Setelah itu segera fokus langkah mitigasinya. Agar warga yang tinggal di wilayah patahan itu sudah siap bila sewaktu-waktu terjadi gempa. Baik berupa evakuasi pindah maupun penguatan bangunan rumah.
“Tidak ada yang bisa memprediksi kapan gempa dan tsunami pasti terjadi. Maka mitigasi sejak dini harus disiapkan,” kata Andang.
Advertisement
Riwayat Gempa Bumi dan Tsunami
Dalam sejarahnya di wilayah Malang Raya dan sekitarnya pernah terjadi gempa darat yang bersumber dari sesar aktif.
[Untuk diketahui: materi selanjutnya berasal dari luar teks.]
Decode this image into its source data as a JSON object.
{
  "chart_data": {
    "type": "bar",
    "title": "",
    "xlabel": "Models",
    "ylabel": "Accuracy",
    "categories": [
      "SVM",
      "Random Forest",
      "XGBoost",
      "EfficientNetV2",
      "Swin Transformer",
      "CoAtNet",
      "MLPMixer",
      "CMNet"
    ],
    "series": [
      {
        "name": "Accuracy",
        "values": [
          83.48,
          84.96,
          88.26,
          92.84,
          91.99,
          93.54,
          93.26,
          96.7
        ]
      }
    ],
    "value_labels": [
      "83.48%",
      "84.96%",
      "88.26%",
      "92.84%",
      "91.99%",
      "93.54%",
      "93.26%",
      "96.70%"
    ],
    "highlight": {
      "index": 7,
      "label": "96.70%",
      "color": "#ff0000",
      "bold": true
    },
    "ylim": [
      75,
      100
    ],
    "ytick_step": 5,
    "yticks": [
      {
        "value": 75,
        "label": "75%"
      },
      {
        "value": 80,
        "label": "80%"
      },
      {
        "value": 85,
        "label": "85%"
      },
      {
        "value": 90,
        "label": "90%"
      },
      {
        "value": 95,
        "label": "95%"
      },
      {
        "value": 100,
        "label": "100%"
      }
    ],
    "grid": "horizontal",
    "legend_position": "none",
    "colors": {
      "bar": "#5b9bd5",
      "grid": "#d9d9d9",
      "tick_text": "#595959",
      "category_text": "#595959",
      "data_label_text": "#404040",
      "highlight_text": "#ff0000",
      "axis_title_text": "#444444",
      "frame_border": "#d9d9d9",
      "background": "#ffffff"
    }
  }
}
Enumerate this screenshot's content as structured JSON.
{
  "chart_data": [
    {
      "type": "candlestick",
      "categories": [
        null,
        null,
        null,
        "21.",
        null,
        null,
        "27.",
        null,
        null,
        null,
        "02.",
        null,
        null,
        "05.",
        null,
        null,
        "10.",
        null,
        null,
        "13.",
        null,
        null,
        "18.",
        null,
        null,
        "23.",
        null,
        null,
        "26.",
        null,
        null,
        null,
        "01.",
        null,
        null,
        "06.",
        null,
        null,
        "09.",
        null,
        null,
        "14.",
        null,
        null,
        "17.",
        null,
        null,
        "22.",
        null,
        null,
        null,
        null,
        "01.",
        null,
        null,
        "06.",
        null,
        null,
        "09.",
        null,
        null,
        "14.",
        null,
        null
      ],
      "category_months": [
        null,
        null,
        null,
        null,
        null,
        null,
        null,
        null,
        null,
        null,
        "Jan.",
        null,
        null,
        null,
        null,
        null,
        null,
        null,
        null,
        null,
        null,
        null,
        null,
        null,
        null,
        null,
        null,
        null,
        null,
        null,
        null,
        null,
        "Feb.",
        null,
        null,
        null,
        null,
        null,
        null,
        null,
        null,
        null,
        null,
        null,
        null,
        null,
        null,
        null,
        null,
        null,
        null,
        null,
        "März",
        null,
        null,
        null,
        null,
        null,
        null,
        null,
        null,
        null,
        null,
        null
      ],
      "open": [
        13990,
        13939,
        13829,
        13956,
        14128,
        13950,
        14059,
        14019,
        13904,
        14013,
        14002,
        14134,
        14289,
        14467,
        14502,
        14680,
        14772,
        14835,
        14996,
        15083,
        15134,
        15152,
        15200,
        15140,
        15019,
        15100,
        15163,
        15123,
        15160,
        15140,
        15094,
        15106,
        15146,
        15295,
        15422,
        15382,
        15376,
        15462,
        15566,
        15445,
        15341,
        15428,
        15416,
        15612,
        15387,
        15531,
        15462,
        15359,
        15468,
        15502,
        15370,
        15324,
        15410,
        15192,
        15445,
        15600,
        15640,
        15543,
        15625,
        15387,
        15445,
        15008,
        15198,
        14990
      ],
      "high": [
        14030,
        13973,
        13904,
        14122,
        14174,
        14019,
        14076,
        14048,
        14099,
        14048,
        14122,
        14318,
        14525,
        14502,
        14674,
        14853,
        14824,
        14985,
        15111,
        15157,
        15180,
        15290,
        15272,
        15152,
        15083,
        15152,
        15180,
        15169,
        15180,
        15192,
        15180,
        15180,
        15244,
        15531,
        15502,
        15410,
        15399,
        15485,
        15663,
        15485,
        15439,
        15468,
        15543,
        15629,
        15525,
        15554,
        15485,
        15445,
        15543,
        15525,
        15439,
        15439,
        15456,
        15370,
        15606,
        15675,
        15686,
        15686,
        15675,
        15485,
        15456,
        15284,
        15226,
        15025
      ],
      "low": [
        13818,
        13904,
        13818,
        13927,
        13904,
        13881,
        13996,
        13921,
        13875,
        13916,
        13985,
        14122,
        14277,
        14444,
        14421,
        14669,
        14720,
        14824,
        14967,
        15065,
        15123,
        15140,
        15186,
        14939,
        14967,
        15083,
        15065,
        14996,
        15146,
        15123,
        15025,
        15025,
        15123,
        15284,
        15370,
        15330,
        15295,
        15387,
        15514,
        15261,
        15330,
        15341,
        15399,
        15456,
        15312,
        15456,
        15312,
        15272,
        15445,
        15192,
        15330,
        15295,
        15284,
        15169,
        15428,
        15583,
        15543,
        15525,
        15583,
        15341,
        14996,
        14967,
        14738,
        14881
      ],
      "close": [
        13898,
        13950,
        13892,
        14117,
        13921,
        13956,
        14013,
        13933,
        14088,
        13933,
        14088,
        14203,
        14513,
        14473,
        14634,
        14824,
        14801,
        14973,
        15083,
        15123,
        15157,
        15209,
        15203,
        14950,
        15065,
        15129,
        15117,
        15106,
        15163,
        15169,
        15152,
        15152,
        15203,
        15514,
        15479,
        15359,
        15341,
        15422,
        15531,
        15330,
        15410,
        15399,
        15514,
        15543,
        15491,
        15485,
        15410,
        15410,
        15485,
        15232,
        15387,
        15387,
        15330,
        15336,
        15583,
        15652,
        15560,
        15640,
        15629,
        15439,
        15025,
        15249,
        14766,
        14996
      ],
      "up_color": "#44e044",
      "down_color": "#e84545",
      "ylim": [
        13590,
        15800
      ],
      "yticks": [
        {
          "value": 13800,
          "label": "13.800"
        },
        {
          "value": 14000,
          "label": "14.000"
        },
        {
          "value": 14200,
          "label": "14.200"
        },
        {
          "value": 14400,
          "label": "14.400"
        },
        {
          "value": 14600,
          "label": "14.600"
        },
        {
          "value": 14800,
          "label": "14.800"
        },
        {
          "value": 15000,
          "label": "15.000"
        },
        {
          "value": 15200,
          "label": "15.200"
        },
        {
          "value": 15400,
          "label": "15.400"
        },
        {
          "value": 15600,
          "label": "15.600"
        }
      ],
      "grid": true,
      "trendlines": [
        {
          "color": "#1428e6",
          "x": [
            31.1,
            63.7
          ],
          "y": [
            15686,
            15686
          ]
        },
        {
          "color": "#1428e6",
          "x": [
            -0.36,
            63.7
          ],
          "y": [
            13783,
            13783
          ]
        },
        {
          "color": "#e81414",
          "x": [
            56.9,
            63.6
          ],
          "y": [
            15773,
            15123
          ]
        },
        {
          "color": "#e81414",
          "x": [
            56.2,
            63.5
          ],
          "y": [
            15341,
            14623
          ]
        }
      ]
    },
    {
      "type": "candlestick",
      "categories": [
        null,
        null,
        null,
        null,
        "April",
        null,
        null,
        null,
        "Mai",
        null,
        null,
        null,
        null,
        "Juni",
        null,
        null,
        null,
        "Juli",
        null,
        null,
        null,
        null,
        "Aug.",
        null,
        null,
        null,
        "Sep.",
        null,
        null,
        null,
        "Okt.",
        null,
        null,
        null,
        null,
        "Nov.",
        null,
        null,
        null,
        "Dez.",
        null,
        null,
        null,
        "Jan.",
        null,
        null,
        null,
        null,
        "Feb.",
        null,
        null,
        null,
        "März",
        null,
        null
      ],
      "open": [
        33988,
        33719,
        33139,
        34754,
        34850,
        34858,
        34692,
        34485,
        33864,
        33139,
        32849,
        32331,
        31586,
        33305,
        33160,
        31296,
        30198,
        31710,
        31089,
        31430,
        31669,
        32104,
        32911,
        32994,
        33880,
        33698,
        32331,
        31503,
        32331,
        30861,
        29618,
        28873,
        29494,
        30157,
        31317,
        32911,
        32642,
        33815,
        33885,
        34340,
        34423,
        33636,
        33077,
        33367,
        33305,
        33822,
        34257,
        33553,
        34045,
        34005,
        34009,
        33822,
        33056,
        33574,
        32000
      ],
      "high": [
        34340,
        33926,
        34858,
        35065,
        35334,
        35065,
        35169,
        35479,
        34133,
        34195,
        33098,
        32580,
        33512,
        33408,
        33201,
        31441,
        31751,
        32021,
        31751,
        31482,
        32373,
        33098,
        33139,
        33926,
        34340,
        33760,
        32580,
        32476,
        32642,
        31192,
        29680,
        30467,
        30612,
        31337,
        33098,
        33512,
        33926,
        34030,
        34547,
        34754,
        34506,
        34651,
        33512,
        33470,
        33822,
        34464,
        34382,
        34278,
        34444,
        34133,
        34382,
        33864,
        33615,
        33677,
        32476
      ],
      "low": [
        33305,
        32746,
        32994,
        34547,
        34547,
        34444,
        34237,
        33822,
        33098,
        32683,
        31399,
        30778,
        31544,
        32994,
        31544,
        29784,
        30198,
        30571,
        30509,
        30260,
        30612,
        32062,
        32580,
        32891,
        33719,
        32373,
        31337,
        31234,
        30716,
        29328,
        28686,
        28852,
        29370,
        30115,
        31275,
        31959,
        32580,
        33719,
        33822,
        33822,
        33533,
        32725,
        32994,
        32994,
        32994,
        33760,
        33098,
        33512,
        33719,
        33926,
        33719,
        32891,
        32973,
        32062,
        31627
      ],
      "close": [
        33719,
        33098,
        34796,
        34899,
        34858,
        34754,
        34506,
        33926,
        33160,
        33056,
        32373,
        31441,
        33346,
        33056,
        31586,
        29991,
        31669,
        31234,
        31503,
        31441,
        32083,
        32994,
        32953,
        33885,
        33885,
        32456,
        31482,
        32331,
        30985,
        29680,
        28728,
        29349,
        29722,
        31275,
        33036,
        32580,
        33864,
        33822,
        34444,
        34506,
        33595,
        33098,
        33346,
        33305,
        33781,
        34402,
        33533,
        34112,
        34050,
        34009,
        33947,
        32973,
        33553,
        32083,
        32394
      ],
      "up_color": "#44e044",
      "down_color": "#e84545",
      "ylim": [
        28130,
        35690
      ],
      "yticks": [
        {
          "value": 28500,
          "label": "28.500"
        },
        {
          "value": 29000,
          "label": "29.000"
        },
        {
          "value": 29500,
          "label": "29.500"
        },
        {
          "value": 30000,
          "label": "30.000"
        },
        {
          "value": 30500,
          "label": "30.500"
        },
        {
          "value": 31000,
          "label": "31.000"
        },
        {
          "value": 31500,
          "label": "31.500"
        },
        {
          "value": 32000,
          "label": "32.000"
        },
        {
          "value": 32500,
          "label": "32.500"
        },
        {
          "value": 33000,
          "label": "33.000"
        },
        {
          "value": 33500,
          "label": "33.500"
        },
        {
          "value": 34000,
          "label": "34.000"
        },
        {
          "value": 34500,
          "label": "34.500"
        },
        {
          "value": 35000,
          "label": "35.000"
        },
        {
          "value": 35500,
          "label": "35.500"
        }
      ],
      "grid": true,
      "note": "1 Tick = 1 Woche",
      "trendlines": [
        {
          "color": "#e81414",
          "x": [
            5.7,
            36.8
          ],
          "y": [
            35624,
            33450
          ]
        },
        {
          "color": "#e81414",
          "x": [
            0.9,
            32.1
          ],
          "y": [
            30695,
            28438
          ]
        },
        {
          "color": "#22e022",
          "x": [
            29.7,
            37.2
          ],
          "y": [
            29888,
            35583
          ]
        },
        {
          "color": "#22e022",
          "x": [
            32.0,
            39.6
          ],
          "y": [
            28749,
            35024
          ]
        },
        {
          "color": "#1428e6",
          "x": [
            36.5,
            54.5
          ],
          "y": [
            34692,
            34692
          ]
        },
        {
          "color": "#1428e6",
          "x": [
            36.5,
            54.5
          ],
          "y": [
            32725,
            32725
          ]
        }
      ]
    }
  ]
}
Mengutip catatan Stasiun Geofisika Karangkates, Malang, gempa darat pernah terjadi di Wlingi, Blitar, pada 1896.
Gempa darat pernah pula terjadi di Tulungagung pada 1902, di Tulungagung pada 1915. Sedangkan di Malang pernah dua kali terjadi pada 1958 dan 1967. Gempa darat pada 1967 itulah yang paling besar dengan kekuatan 6,2 Skala Richter (SR).
Sedangkan sejarah gempa besar mengakibatkan tsunami di Jawa Timur pernah terjadi pada 1840 di Pacitan, pada 1843 di Madura, pada 1859 di Tulungagung dan yang terbesar terjadi di Banyuwangi pada 1994.
Tepatnya pada 2 Juni 1994, gempa berkekuatan 7,2 SR menyebabkan gelombang tsunami setinggi 13,9 meter. Dalam peristiwa tsunami di Banyuwangi itu diperkirakan ada 250 orang meninggal dunia dan seribu lebih rumah rusak.